Nach einem Dokument der NASA wird Laika bereits am 31. Oktober 1957 in der Raketenkaspel am Startgelände, dem Weltraumbahnhof Kosmodrom Baikonur in Kasachstan, untergebracht, drei Tage vor dem Start der Mission. Die druckregulierte Kabine ist innen gepolstert und bietet so viel Raum, dass Laika stehen oder liegen, sich aber nicht umdrehen kann. Sie wird so positioniert, dass ihr Gesicht einem kleinen Guckloch zugewandt ist, durch das die Wissenschaftler sie beobachten können – sie aber auch nach außen blicken kann. Ein Lüftungssystem versorgt die Zelle mit Sauerstoff, und ein Ventilator kühlt sie, sobald die Innentemperatur 15 °C übersteigt. Laika sei in ihrer Isolationszelle völlig ruhig geblieben, genauso so, wie sie es in den Vorbereitungstests gelernt hatte, heißt es in dem Dokumentarfilm „Laika: The Tragic Story of the First Dog in Space“ (Laika: Die tragische Geschichte des ersten Hundes im All) von Geno Samuel aus dem Jahr 2023. Der Film zeichnet die Vorbereitungen und die Mission selbst akribisch nach. Noch vor dem Start hätte ein Druckanstieg in der Raketenkapsel behoben werden müssen. Und Laika hätte bereits ihre ganzen Nahrungsvorräte verbraucht. Da aber die Rakete bald starten soll, habe man nur noch ein wenig Wasser nachfüllen können.

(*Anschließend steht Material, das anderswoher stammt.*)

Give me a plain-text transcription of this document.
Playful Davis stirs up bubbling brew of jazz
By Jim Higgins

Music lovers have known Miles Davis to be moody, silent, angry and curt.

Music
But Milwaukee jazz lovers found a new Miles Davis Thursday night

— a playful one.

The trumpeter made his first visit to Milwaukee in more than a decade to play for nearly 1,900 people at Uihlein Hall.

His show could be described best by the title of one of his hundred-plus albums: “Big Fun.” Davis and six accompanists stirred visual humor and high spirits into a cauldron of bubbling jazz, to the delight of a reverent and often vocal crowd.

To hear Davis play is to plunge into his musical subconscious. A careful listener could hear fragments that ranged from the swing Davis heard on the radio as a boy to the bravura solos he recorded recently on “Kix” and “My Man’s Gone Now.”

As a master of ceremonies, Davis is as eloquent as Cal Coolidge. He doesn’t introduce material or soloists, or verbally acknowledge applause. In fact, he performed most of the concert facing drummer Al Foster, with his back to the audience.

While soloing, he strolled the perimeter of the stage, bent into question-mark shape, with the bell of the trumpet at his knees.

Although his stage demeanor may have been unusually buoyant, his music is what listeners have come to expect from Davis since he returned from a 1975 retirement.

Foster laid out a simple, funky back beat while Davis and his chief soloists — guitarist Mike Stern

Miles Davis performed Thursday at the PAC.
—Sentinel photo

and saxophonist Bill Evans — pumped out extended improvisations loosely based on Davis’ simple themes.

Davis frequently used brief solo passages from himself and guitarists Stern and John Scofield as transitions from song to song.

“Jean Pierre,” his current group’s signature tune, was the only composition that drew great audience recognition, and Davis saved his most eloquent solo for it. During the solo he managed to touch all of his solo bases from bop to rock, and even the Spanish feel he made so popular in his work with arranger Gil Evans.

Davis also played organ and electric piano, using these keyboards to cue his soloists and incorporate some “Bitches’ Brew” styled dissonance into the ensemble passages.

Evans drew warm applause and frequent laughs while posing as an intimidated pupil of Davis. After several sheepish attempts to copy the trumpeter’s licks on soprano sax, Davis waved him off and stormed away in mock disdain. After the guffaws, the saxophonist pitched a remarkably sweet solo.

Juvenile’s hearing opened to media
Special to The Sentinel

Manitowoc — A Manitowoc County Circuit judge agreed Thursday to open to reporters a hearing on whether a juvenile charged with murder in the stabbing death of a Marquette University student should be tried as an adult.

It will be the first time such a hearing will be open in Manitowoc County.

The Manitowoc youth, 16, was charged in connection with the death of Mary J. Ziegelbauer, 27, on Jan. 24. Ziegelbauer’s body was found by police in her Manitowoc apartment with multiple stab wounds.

Laikas Raumanzug / James Duncan

Am 3. November 1957, um 17:30 Uhr Ortszeit, startet Laika dann ihre Reise ohne Wiederkehr – von den Wissenschaftlern live beobachtet mittels einer Kamera. Während der ersten Minuten nach dem Start zeigen die Sensoren an, dass das Herz der kleinen Hündin zu rasen beginnt und ihr Blutdruck auf 260 steigt. Erst nachdem sie die Erdumlaufbahn und damit die Schwerelosigkeit erreicht hat, sinkt ihr Puls wieder. Während der ersten beiden Umlaufbahnen beginnt die Temperatur in der Kapsel, gefährlich anzusteigen. Nach etwa fünf bis sieben Stunden Flugzeit und drei bis vier Erdumrundungen kommen über die Messgeräte keine Lebenszeichen mehr. Welche Angst und dann Panik muss die Hündin gehabt haben… ganz allein, gefangen in der engen Raumschiffkapsel und umgeben vom Getöse und der Vibration der Triebwerke. Ihr toter Körper kreist in dem Satellit noch fünf Monate lang und 2750 Mal um die Erde, bis er am 14. April 1958 beim Wiedereintritt des Satelliten in die Atmosphäre mit ihm verglüht.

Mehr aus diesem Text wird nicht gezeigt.